The artists featured in the April 24 showcase come with formidable credentials.
Ana "Rokafella" Garcia is a B-girl who has danced in videos for Mariah Carey and KRS-One. Gabriel "Kwikstep" Dionisio was a member of the dance company GhettOriginal and has performed in commercials for Dr. Pepper and Nike.
Rennie Harris is a faculty member at the Broadway Dance Center in New York. Staceyann Chin is a Jamaican-born poet and political activist whose work has been featured on 60 Minutes.
The April 24 event also presents the First Wave Hip Hop Theater Ensemble from right here in Madison. The group includes members of UW's First Wave, a spoken-word and urban arts learning community that's the first of its kind in the nation.

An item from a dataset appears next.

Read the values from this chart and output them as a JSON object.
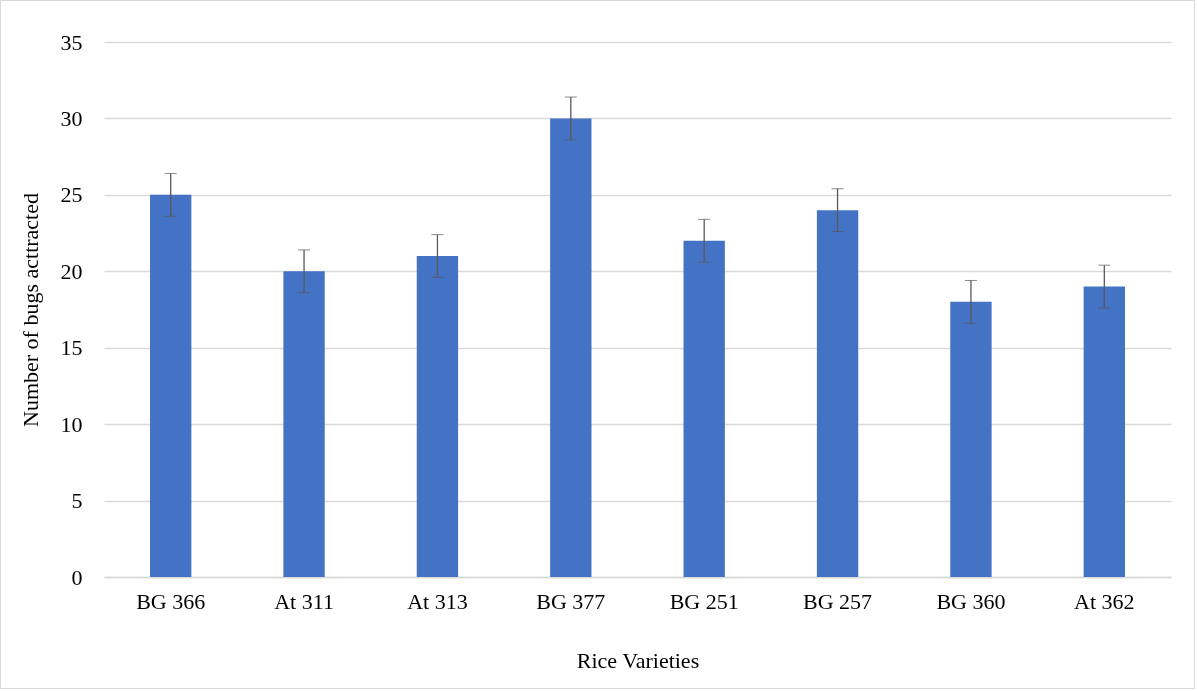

First Wave is an OMAI program coordinated by Healey and OMAI executive director Willie Ney.
"First Wave admits 15 students from across the country to live together and participate in a four-year program at UW," Healey told me over hot tea on a cold rainy afternoon last week. "Some of the students are singers, dancers and musicians, but First Wave isn't just for artists. We want to bring together educators and doctors and lawyers. The program is about building off hip-hop to break down our understanding of the world.
"I came to Madison because of the progressive and activist reputation of UW," says Healey. "I think programs like First Wave prove that there's still room for innovation at UW, despite our campus struggles."
For some in Madison, hip-hop is associated with bar-time fights at venues like the former Club Majestic on King Street. It's an association Healey finds unfair.
"That's about alcohol, not hip-hop," he says. "There are just as many fights that happen in the college bars downtown."
For Healey, hip-hop is a canvas for social and artistic expression that provides a rare chance for dialogue on race, class and personal identity.
"I'm a white, middle-class Jewish kid from D.C.," says Healey. "Hip-hop is about representing yourself - keeping it real. If you're not honest, you'll be called out.
"This movement grew out of poverty and displacement, but it's been around for 33 years now, and kids who grew up on hip-hop music are becoming professors."